A proof of this can be done by using a difference table to find an explicit expression for the polynomial as a sum of binomial coefficients. For example, using the particular polynomial in the question, $$ f(n) := \frac{1}{5}n^5+\frac{1}{3}n^3+\frac{7}{15}n $$ the forward difference table is:

$$ \begin{matrix} \Delta^6f(n) &&&&&&& 0 \\ \Delta^5f(n) &&&&&& 24 && 24 \\ \Delta^4f(n) &&&&& 48 && 72 && 96 \\ \Delta^3f(n) &&&& 32 && 80 && 152 && 248 \\ \Delta^2f(n) &&& 8 && 40 && 120 && 272 && 520\\ \Delta f(n) && 1 && 9 && 49 && 169 && 441 && 961 \\ f(n) & 0 && 1 && 10 && 59 && 228 && 669 && 1630 \\ n & 0 && 1 && 2 && 3 && 4 && 5 && 6 \end{matrix} $$ where the 5th differences are constant as expected for a 5th degree polynomial. Thus, $$ f(n) = 0{n \choose 0} +1{n \choose 1} + 8{n \choose 2} + 32{n \choose 3} + 48{n \choose 4} + 24{n \choose 5}$$ where the coefficient of $\,{n\choose k}=\Delta^kf(0),\,$ the $k$th difference of $\,f\,$ at zero. The Wikipedia article finite difference explains some of this theory. The forward differences of $\,f\,$ are $$ \Delta f(n) := f(n+1)-f(n), \:\: \Delta^2 f(n) := \Delta f(n+1) - \Delta f(n), \:\: \dots. $$

In this particular case, the 1st backward difference is the OEIS sequence A058031 $$ a_n := (n^2-n+1)^2 = \nabla f(n) := f(n)-f(n-1).$$ Thus the polynomial is the partial sums of an integer sequence and therefore is an integer sequence itself.

Answer 5

To show that $15$ divides $n(3n^4+5n^2+7)$, show that $3$ and $5$ do.

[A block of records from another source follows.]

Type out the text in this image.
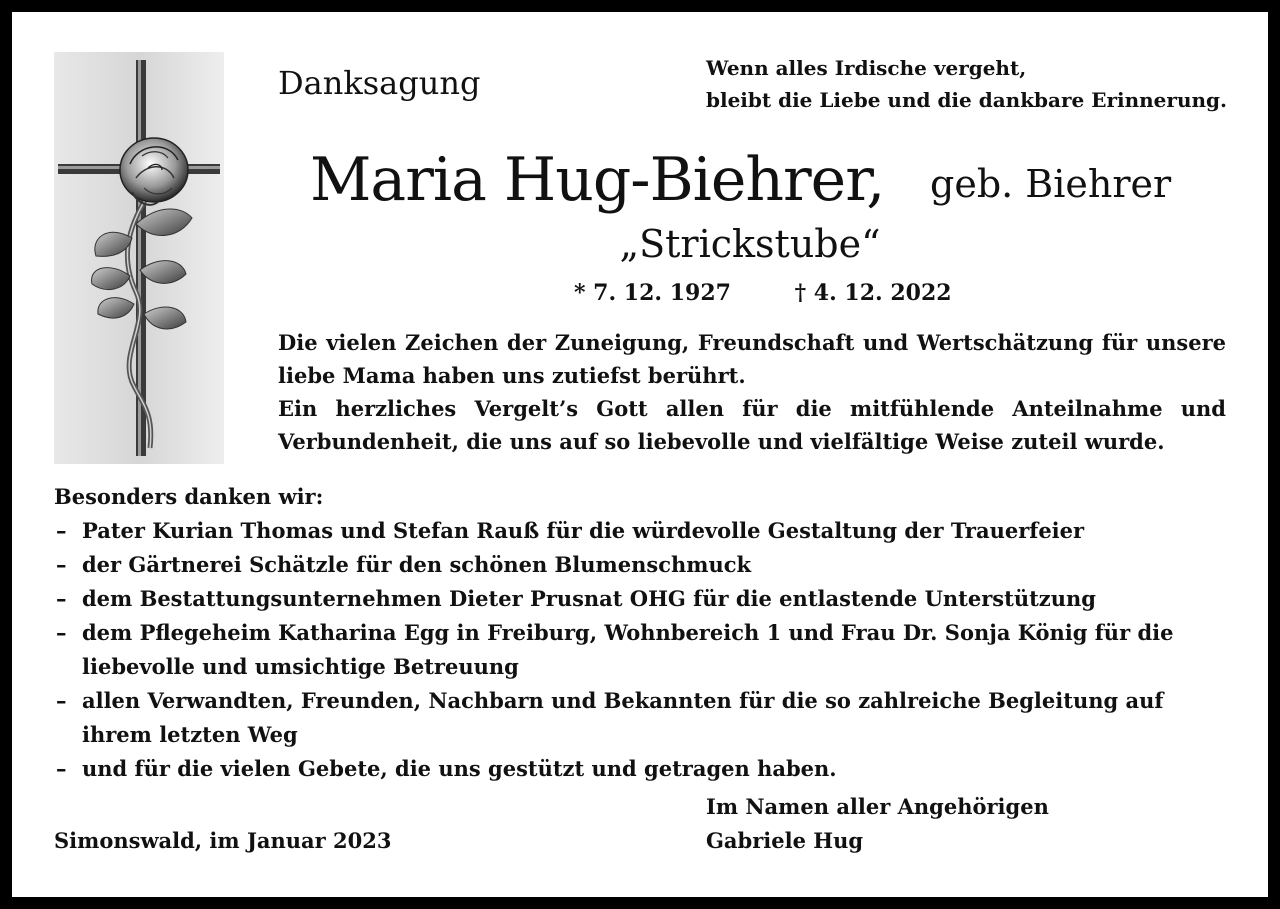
Danksagung	Wenn alles Irdische vergeht,
bleibt die Liebe und die dankbare Erinnerung.
Maria Hug-Biehrer, geb. Biehrer
„Strickstube“
* 7. 12. 1927	† 4. 12. 2022

Die vielen Zeichen der Zuneigung, Freundschaft und Wertschätzung für unsere liebe Mama haben uns zutiefst berührt.

Ein herzliches Vergelt’s Gott allen für die mitfühlende Anteilnahme und Verbundenheit, die uns auf so liebevolle und vielfältige Weise zuteil wurde.

Besonders danken wir:
– Pater Kurian Thomas und Stefan Rauß für die würdevolle Gestaltung der Trauerfeier
– der Gärtnerei Schätzle für den schönen Blumenschmuck
– dem Bestattungsunternehmen Dieter Prusnat OHG für die entlastende Unterstützung
– dem Pflegeheim Katharina Egg in Freiburg, Wohnbereich 1 und Frau Dr. Sonja König für die liebevolle und umsichtige Betreuung
– allen Verwandten, Freunden, Nachbarn und Bekannten für die so zahlreiche Begleitung auf ihrem letzten Weg
– und für die vielen Gebete, die uns gestützt und getragen haben.
Im Namen aller Angehörigen
Gabriele Hug
Simonswald, im Januar 2023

$3$ does because either $3$ divides $n$ or $n^2\equiv1\pmod3$ by Fermat's little theorem,

in which case $3n^4+5n^2+7\equiv5n^2+7\equiv5+7=12\equiv0\pmod3.$

$5$ does because either $5$ divides $n$ or $n^4\equiv1\pmod5$ by Fermat's little theorem,

in which case $3n^4+5n^2+7\equiv3n^4+7\equiv3+7=10\equiv0\pmod5$.